I have recently purchased 2 Peplink AP One AX access points which I intend to use with my Balance 310 5G and B One 5G routers.
I have been checking the manual and the datasheet, as well as this forum, but I haven`t found information about the typical coverage (h x v) and maximum distance that the acces point can cover. Can anyone help me?
Also, in open air, what would be the recommended separation between AP’s to minimize interference?
This thread here contains the information you are looking for with regards to the AP radiation patterns, the APs are also available for simulation in Ekahau and Hamina:
That would mostly depend on the TX power you configure and the environment.

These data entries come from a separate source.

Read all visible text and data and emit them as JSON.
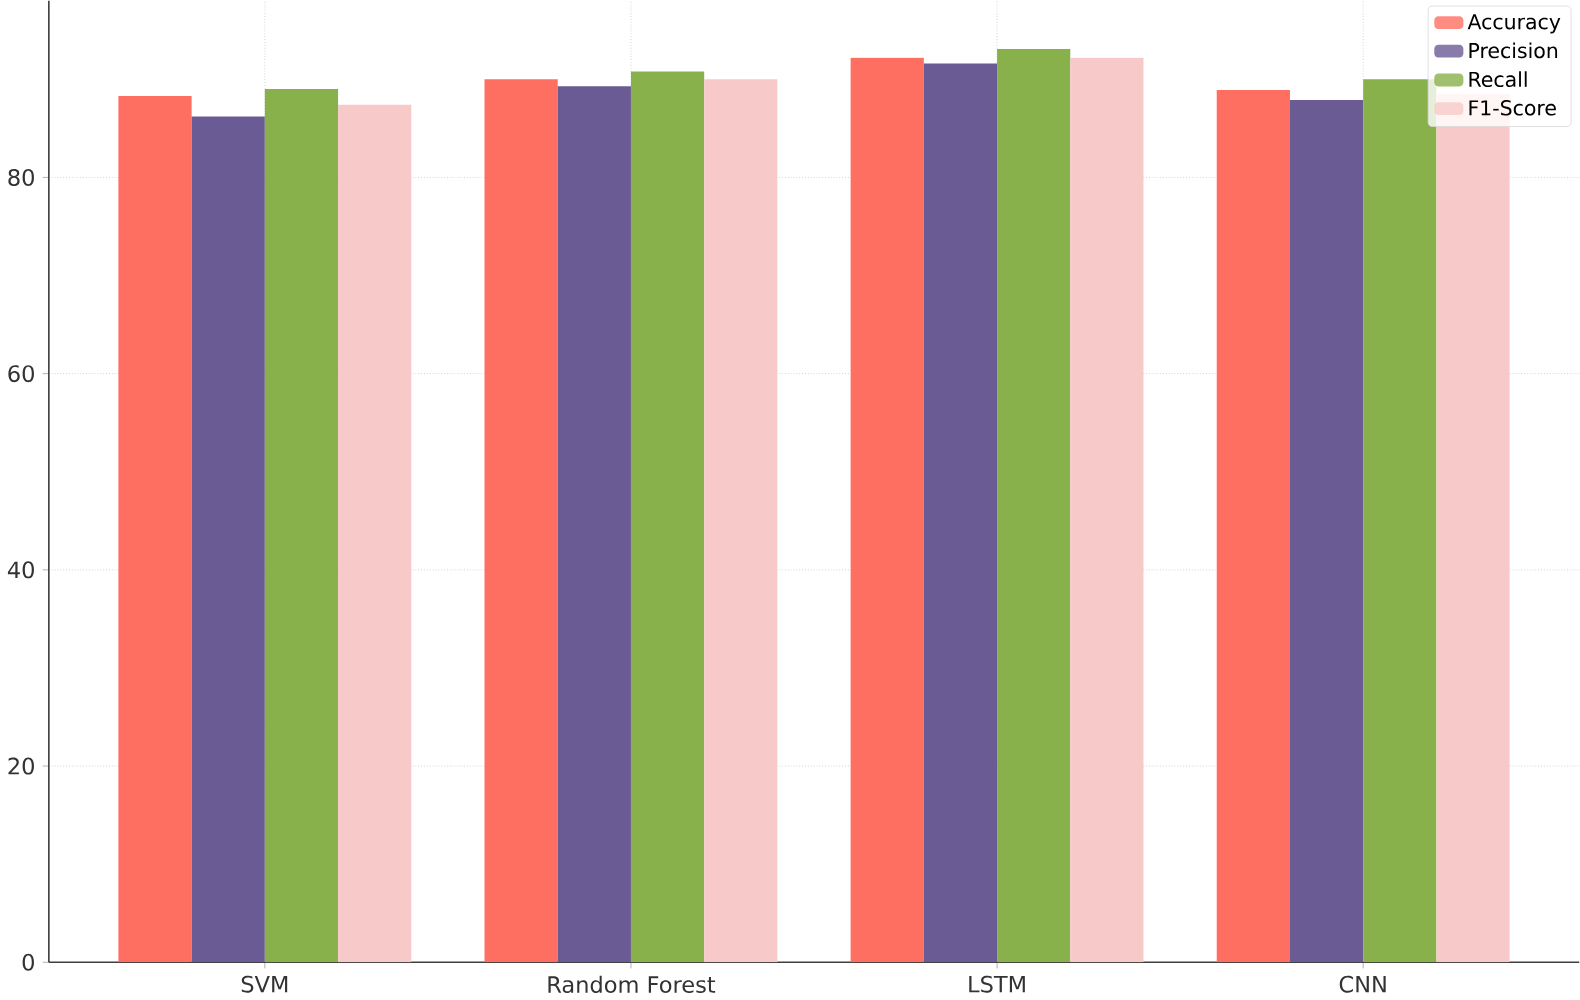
{
  "chart_data": {
    "type": "bar",
    "categories": [
      "SVM",
      "Random Forest",
      "LSTM",
      "CNN"
    ],
    "series": [
      {
        "name": "Accuracy",
        "color": "#ff6f61",
        "values": [
          88.3,
          90.0,
          92.2,
          88.9
        ]
      },
      {
        "name": "Precision",
        "color": "#6b5b95",
        "values": [
          86.2,
          89.3,
          91.6,
          87.9
        ]
      },
      {
        "name": "Recall",
        "color": "#88b04b",
        "values": [
          89.0,
          90.8,
          93.1,
          90.0
        ]
      },
      {
        "name": "F1-Score",
        "color": "#f7cac9",
        "values": [
          87.4,
          90.0,
          92.2,
          88.5
        ]
      }
    ],
    "ylim": [
      0,
      98
    ],
    "yticks": [
      0,
      20,
      40,
      60,
      80
    ],
    "grid": true,
    "legend": "top right"
  }
}
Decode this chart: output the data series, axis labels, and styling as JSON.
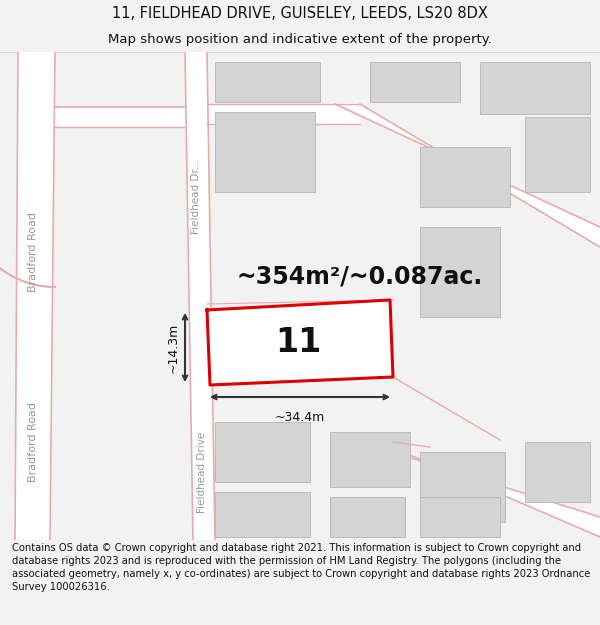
{
  "title": "11, FIELDHEAD DRIVE, GUISELEY, LEEDS, LS20 8DX",
  "subtitle": "Map shows position and indicative extent of the property.",
  "footer": "Contains OS data © Crown copyright and database right 2021. This information is subject to Crown copyright and database rights 2023 and is reproduced with the permission of HM Land Registry. The polygons (including the associated geometry, namely x, y co-ordinates) are subject to Crown copyright and database rights 2023 Ordnance Survey 100026316.",
  "area_text": "~354m²/~0.087ac.",
  "property_number": "11",
  "dim_width": "~34.4m",
  "dim_height": "~14.3m",
  "bg_color": "#f2f2f2",
  "map_bg": "#f7f5f5",
  "white": "#ffffff",
  "road_line_color": "#e8aaaa",
  "road_fill": "#ffffff",
  "property_fill": "#ffffff",
  "property_edge": "#dd0000",
  "building_fill": "#d4d4d4",
  "building_edge": "#bbbbbb",
  "road_label_color": "#999999",
  "dim_color": "#333333",
  "text_color": "#111111",
  "title_fs": 10.5,
  "subtitle_fs": 9.5,
  "footer_fs": 7.2,
  "area_fs": 17,
  "num_fs": 24,
  "dim_fs": 9,
  "road_lbl_fs": 8
}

Let’s say you set a “reasonable” TX power of ~10dBm on the 5GHz radio, in free space and assuming you mount the AP at ~2.5m in the proper orientation I would normally expect you would see “good” coverage out to about 25m, where we define “good” coverage as a target RSSI on the client device of around -65 and “acceptable coverage” out to around -70.
Noise and environmental considerations lowers these numbers.
If we assume you are doing the proper thing and putting the APs on separated channels I would suggest you probably want about 3m of physical separation between any two omnidirectional APs, this is generally a reasonable starting point regardless of the vendor or equipment but with enough RF separation you can bring things closer.
When I have APs mounted in close proximity to each other I try and aim for 100Mhz or better of RF separation between the APs channels in 5GHz (in 2.4GHz I tend to start to look at turning off specific radios).
In terms of channel reuse, again typically you would want to avoid reusing any channel where one AP can hear another on the same channel at a level ≥ -80dB, but in dense deployments that becomes much harder (and why we don’t use omni directional antennas in those sorts of deployments if we have more APs than usable channels, and why other vendors have a lot of tuning and nerd knobs available to adjust the receive sensitivity of the radio).